Cancer may cause involved parties to put their differences aside, often temporarily, or it may make negative emotions intensify. Sometimes cancer serves as a wakeup call; what seemed to be unsurmountable differences may disappear overnight when the preciousness of life and the relationship is revealed.

Once treatment is started or deemed successful, many people feel a renewal of life. Spiritual connections deepen for many; however others feel betrayed by their God and lose faith, particularly if the cancer has a poor prognosis. Many cancer victims focus on fulfilling their dreams and live more fully.

When Cancer Returns or Isn’t Curable

Sometimes cancer comes back. In fact, many cancers are now viewed as chronic illnesses. Periods of remission may be interspersed with intense episodes of illness that require exhausting treatments.

While many people are blessed with fantastic support systems, isolation is all too common for many cancer victims and their families. It takes creativity and perseverance to maintain some semblance of a “normal” life.

At some point, hospice care may need to be considered. People and families are often reluctant to turn to hospice until just days or weeks before the end of life ensues. This is unfortunate as hospice services are available if the expected lifespan is six months or less.

Hospice personnel and volunteers are specially trained to help patients and family members maintain the highest quality of life possible. Spiritual, social and emotional support is available by well-qualified experts who understand the vast emotional challenges cancer presents. Having support is key to maintaining a healthy outlook.

Hospice workers can help family members and patients find common ground. Often individuals have conflicting opinions about stopping active treatment.

Family members may want the patient to keep fighting, while patients may know they don’t have the strength to do so. Spiritual crises may arise. Guilt, anger and depression may occur. Exhaustion often impacts the outlook significantly.

Living in the moment often becomes desirable. Gratitude for the love and support of others, relief at having a comfortable day, and simply having another day with loved ones becomes of primary importance.
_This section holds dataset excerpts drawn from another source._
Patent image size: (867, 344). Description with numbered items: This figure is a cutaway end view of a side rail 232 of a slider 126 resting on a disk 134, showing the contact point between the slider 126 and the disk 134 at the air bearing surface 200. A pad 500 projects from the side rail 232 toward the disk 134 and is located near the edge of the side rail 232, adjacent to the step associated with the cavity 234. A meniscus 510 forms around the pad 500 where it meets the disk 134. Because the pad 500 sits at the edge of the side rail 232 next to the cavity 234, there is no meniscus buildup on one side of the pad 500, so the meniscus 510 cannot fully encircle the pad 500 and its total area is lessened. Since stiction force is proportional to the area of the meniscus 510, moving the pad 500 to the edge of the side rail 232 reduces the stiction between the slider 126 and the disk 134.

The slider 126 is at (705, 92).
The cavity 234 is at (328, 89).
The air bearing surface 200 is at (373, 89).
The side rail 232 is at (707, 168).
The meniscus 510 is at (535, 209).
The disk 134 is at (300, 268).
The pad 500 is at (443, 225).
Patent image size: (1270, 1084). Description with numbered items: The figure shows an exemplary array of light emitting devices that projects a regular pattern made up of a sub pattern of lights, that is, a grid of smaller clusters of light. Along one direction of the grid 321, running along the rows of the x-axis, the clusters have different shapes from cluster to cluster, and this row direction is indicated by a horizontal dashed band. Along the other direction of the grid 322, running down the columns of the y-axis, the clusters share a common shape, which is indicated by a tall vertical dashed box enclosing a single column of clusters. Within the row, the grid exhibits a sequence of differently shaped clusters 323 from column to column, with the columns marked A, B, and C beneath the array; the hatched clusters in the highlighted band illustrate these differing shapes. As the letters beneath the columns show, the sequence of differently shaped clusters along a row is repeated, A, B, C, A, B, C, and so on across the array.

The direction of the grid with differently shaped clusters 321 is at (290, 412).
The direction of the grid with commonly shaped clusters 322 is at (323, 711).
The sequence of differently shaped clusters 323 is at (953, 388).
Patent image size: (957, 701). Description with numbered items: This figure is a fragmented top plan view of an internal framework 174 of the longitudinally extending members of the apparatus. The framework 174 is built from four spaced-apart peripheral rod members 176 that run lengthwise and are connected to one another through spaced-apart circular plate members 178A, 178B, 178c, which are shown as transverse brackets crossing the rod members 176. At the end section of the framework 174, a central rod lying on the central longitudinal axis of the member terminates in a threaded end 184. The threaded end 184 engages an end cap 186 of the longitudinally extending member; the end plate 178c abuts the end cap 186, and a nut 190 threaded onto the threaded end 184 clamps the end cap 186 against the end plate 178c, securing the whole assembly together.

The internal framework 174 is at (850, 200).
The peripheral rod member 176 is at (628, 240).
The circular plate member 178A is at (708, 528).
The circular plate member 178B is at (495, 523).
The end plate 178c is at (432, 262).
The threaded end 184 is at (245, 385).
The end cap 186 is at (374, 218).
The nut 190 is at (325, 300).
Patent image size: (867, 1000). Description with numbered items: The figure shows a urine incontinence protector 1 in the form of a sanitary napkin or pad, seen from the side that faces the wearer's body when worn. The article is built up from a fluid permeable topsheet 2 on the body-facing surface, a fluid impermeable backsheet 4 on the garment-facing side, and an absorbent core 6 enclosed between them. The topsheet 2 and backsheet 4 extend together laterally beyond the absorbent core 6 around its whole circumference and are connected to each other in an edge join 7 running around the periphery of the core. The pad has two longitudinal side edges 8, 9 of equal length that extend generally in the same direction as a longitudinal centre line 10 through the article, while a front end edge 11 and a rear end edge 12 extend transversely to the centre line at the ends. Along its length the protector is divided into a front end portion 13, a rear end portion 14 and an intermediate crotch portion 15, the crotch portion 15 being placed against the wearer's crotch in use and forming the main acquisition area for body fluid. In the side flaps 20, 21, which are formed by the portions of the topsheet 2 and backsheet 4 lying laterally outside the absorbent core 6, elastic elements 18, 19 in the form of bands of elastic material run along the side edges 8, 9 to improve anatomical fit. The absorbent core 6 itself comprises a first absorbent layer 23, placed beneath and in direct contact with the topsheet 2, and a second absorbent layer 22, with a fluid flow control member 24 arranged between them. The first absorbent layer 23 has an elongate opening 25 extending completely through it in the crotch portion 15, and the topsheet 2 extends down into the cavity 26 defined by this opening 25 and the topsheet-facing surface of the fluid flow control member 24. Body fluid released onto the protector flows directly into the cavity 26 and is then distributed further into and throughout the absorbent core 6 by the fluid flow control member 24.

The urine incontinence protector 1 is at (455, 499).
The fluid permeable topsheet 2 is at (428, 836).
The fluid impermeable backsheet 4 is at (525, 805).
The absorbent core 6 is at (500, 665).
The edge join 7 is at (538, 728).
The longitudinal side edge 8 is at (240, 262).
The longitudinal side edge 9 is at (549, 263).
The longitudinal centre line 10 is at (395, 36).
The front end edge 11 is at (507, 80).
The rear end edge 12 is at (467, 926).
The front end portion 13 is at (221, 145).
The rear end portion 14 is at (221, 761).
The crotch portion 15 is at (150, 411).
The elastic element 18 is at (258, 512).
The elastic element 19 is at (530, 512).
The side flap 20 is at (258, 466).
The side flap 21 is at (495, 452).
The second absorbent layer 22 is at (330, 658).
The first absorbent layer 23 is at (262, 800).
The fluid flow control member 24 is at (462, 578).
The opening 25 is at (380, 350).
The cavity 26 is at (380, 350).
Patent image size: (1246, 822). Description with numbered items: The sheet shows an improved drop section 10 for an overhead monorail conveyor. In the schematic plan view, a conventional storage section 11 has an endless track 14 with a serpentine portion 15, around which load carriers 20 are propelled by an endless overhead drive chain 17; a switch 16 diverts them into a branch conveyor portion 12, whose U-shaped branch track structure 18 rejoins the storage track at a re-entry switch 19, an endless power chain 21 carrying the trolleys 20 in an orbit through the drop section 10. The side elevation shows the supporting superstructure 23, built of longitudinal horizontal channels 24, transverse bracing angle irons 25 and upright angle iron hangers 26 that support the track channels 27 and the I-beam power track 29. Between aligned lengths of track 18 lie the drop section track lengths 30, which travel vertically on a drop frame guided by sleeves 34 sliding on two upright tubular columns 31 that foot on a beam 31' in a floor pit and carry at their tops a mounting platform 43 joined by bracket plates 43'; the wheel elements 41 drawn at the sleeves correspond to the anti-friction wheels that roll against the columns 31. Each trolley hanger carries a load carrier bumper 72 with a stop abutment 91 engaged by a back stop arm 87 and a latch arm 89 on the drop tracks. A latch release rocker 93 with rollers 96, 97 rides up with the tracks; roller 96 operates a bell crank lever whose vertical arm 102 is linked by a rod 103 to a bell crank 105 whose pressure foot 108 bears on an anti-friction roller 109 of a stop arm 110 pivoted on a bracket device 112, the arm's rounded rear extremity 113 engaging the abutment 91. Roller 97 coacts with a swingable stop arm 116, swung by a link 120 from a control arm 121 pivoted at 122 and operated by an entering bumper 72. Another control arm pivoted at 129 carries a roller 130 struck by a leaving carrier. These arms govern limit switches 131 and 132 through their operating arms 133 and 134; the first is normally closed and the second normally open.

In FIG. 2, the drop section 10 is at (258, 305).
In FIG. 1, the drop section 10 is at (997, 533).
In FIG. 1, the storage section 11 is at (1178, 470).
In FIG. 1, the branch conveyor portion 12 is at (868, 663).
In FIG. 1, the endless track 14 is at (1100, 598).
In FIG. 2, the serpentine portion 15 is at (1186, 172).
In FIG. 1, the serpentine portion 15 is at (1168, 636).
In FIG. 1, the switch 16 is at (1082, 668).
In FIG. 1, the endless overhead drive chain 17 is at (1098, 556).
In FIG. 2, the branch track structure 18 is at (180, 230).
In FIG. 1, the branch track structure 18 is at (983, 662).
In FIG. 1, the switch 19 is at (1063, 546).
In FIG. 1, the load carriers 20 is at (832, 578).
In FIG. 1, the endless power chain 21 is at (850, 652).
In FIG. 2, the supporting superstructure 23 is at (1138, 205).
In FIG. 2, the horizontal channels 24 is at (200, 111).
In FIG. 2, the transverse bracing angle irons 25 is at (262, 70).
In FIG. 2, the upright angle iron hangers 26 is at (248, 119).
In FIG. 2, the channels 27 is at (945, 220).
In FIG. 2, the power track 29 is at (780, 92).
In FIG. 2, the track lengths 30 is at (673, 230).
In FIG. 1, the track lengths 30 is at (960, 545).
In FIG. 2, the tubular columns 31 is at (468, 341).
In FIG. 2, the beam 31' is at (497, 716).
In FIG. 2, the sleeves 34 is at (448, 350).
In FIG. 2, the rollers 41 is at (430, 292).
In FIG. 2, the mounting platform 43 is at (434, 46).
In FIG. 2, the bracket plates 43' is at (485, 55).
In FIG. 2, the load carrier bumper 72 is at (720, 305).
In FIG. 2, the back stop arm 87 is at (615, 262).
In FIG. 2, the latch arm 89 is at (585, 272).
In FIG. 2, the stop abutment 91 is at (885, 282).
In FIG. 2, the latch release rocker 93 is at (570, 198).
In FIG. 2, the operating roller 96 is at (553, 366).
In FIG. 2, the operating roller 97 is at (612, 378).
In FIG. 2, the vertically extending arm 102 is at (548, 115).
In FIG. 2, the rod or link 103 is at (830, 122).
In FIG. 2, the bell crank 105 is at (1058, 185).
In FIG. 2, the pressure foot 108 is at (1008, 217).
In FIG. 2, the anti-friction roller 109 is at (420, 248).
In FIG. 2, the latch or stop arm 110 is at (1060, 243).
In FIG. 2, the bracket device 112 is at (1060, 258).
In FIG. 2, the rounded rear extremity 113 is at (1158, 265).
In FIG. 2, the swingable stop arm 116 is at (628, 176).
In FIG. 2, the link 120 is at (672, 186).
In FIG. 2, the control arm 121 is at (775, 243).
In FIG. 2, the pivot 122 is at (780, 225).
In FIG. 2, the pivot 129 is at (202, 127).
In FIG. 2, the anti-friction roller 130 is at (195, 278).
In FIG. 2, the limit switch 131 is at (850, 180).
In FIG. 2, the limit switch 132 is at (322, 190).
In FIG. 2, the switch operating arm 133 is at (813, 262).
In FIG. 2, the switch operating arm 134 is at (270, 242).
The miniscule everyday concerns of everyday life don’t seem to matter anymore.


Carrying on After a Loved One Dies

Cancer affects the family’s outlook forever after a loved one passes away. Initially, grief takes hold. Guilt is common, as is anger.

Confusion about finding direction and meaning in life is prevalent. Many family members feel guilty for experiencing feelings of relief, particularly if a loved one has been ill for a long time or has experienced great suffering. It is important to recognize all of these emotions are normal and will subside in time.

Connecting with others via grief support groups is helpful for many. Emotional support, assistance addressing practical matters, and fellowship is available. Joining with fellow grievers is important because others who have lost someone close to them understand how those left behind feel better than people who haven’t lost a loved one.

Healing occurs, but it takes time. Everyone heals at their pace. Eventually you return to a normal life. It will never be the same, but life can still be full and meaningful — it just takes time.